The Furies got this recipe from our customer, Cathie Greenwold, and she graciously let us add it to the site! The addition of cornmeal in the batter almost gives it a texture similar to cornbread. When I made it, I hesitated to use all of the syrup, don't hesitate! The syrup blends into the cake and it holds up beautifully. Final note, I of course, used plain Greek yogurt. My favorite way to eat this is as a coffee cake for breakfast.
This recipe is from Gran. She always glazed it with chocolate, but I like the syrup and cream better, so that’s what I’ve included here.
For the syrup
- 2 large navel oranges (about 1-1/4 lb.)
- 1/3 cup turbinado sugar
- 1 tsp. finely chopped fresh rosemary
For the cake
- 3/4 cup olive oil; more for the pan
- 8 oz. (1-3/4 cups) all-purpose flour
- 1 oz. (about 2 heaping Tbs.) fine yellow cornmeal
- 1-1/2 tsp. baking powder
- 1/2 tsp. baking soda
- 1/2 tsp. table salt
- 2/3 cup turbinado sugar
- 2 large eggs
- 2 oz. crème fraîche (about 1/4 cup); more for serving – can use sour cream or plain Greek yogurt
- 1 tsp. finely chopped fresh rosemary, plus 1 sprig
- 1 tsp. pure vanilla extract
Make the syrup
- Finely zest the oranges (for about 1 packed Tbs.), and reserve for the cake batter. Using a knife, shave off the oranges’ skin and white pith. Over a small bowl, cut between the membranes to remove the segments, dropping them into the bowl. Squeeze the juice from the membranes, and add to the segments (about 3/4 cup total). Set aside.

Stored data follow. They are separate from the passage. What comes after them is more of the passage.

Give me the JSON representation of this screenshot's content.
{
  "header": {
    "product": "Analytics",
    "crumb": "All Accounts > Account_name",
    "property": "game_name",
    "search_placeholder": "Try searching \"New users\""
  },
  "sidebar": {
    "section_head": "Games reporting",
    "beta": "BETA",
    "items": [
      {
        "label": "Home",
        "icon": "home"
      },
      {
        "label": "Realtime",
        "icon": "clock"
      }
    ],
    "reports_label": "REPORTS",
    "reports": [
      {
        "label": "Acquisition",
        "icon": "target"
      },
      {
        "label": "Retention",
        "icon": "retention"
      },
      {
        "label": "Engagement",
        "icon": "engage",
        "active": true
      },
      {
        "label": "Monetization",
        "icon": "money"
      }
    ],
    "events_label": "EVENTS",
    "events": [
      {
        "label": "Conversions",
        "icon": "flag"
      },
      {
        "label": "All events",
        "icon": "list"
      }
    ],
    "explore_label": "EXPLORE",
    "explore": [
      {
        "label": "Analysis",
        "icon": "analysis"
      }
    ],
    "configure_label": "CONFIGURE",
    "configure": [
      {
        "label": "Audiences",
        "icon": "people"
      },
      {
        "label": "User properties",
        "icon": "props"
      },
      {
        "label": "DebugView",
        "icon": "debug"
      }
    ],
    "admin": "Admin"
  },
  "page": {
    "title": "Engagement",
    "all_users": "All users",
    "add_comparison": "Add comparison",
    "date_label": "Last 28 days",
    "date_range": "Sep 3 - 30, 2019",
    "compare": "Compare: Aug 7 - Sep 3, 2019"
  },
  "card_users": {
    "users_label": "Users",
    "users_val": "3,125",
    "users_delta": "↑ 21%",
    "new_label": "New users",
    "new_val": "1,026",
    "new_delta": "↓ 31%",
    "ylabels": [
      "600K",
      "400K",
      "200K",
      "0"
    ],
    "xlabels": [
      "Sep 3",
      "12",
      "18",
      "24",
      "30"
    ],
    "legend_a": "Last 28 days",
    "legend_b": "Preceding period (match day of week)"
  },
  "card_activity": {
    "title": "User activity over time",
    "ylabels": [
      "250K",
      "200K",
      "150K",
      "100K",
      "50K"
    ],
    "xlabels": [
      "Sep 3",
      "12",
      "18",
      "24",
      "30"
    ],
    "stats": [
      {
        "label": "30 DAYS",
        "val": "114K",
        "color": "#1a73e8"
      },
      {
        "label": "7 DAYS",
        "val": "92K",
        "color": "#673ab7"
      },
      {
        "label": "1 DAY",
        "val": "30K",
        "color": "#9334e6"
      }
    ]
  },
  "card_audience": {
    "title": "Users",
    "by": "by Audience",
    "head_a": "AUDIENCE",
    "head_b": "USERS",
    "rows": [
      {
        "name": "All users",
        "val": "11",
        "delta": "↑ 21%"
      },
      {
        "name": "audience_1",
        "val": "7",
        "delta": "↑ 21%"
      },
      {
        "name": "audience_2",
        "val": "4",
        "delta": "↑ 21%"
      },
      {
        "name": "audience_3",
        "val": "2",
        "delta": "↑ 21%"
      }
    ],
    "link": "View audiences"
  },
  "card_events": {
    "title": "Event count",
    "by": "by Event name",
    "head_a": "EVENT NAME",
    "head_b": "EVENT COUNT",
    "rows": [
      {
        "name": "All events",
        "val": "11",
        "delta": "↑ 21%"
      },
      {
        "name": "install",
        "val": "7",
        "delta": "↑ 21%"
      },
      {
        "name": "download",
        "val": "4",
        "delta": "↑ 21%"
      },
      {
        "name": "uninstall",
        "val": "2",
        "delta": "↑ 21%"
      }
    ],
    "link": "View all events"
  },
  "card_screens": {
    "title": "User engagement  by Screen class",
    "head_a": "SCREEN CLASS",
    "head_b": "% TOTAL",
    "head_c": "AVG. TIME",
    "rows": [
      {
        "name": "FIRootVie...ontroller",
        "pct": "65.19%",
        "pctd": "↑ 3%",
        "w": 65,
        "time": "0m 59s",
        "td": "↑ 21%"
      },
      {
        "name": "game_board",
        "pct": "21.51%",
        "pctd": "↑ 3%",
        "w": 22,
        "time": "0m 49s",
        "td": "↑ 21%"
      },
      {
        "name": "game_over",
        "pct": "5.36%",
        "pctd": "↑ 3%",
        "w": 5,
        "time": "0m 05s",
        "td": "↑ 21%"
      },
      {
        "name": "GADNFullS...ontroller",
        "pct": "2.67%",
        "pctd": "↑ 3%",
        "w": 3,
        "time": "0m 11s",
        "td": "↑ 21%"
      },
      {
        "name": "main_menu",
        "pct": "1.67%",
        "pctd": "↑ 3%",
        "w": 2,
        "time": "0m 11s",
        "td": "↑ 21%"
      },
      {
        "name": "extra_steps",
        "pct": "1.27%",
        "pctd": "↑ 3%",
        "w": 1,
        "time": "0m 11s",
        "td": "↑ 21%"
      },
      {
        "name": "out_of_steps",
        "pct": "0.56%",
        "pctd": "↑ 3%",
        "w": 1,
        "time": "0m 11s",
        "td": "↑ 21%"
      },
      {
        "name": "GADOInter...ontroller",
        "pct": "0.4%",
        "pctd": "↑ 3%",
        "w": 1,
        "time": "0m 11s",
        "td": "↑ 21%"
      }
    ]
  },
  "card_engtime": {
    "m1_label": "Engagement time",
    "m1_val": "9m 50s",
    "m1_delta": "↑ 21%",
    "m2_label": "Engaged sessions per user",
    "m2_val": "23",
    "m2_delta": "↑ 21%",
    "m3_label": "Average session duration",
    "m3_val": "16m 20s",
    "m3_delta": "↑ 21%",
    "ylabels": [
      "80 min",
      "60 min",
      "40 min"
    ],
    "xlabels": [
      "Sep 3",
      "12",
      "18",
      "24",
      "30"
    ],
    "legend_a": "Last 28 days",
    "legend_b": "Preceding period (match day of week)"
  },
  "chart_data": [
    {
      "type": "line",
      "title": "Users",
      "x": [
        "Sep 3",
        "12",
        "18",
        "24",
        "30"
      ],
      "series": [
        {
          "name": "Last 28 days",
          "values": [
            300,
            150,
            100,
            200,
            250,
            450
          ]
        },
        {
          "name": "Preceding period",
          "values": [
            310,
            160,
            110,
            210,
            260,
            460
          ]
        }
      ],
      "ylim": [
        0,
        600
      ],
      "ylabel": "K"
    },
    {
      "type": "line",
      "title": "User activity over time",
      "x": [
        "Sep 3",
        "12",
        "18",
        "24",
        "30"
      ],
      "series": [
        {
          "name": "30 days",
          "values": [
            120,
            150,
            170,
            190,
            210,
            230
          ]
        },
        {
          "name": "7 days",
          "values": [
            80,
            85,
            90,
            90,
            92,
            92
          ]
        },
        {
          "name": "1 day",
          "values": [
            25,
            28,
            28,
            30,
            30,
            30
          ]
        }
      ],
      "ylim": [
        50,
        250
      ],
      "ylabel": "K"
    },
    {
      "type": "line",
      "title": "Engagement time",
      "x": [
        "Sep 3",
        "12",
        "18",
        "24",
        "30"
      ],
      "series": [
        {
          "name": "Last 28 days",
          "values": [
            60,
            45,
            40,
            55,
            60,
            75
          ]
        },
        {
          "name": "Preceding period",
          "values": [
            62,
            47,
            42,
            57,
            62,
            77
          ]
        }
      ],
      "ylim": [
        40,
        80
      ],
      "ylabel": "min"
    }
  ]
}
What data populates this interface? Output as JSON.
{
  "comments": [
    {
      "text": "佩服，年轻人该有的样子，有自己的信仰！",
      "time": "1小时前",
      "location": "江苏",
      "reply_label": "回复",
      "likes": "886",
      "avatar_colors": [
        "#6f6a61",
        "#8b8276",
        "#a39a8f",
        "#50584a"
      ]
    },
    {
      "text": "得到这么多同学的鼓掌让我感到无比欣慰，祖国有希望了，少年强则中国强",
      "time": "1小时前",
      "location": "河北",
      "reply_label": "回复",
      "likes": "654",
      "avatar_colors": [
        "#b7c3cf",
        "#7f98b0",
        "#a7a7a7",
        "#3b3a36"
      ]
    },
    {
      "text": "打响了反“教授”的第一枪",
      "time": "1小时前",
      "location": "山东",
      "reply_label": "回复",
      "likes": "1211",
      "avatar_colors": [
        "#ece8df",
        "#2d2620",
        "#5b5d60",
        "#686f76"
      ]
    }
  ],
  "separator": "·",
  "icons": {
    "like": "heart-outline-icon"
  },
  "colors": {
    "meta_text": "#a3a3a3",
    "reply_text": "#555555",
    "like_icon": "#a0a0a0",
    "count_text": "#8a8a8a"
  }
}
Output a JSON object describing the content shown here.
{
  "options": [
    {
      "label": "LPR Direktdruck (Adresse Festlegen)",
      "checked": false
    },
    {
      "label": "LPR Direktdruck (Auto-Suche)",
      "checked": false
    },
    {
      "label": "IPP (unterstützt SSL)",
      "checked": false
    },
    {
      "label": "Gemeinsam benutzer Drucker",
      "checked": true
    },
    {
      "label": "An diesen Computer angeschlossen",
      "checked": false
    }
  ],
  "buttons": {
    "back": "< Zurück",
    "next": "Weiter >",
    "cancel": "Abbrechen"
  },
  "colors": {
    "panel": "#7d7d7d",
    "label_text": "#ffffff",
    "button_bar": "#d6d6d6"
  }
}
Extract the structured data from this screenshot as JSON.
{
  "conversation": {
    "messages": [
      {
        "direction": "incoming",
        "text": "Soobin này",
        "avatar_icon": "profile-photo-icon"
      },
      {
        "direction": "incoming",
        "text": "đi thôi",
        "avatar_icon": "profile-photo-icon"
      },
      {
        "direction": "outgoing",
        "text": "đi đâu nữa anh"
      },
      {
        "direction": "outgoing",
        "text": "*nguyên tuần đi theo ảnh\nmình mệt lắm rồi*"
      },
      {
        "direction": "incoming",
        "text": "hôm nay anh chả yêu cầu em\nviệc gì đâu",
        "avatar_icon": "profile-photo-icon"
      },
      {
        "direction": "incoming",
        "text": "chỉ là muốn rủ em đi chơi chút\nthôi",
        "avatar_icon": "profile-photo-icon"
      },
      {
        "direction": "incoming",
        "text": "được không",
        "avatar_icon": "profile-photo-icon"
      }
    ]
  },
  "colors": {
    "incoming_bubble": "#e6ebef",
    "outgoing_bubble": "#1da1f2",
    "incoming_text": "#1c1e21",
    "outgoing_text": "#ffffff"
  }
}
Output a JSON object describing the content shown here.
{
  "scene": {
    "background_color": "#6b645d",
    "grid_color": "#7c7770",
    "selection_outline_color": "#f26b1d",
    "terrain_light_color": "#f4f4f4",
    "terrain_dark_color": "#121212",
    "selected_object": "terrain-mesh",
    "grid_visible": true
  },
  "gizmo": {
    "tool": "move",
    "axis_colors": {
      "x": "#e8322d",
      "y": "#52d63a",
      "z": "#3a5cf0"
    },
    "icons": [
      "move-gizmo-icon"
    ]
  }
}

- Combine 1/3 cup water, the sugar, and rosemary in a small saucepan. Bring to a simmer, stirring occasionally, until the sugar dissolves, about 4 minutes. The syrup will be fluid, not thick. Remove from the heat, and stir in the reserved orange juice and segments. Let cool to room temperature.
Make the cake
- Heat the oven to 325°F. Lightly grease a 9-inch cake pan with oil, fit the bottom with a piece of parchment. Oil the parchment as well.
- Whisk the flour, cornmeal, baking powder, baking soda, and salt together. Beat the 3/4 cup oil, sugar, eggs, yogurt, finely chopped rosemary, vanilla, and reserved zest until well combined, about 1 minute. In three stages, with the mixer on low speed, add the flour mixture to the egg mixture, scraping down the bowl, until the batter comes together. It will be very thick.
- Spoon the batter into the prepared pan, and spread the mixture evenly. Bake the cake until lightly brown at the edges and a toothpick inserted into the center comes out clean, 30 to 32 minutes. Place the pan on a cooling rack, and cool until slightly warm.
- Run a paring knife around the perimeter of the cake to separate it from the pan. Set a plate on top of the cake, and flip it over (remove and discard the parchment). Then flip the cake back onto the rack, and set it over a rimmed baking sheet.
- Using a fork, pierce the top of the cake with many holes so the syrup will soak into the cake. Spoon all of the syrup—but not the orange segments—over the cake. Serve the sliced cake topped with a spoonful of the orange segments and a dollop of crème fraîche.
Gran never saved the syrup, but I often reserve the syrup that drips into the rimmed pan if there’s very much. I strain it to remove any crumbs, throw the orange segments back into the syrup and save it to use as a simple syrup to pour over fruit, in a pork roast basting sauce, or in drinks. It will keep in a glass jar, refrigerated, for about a week. There usually isn’t much, but if we’re having company and we might make cocktails this is a nifty secret ingredient.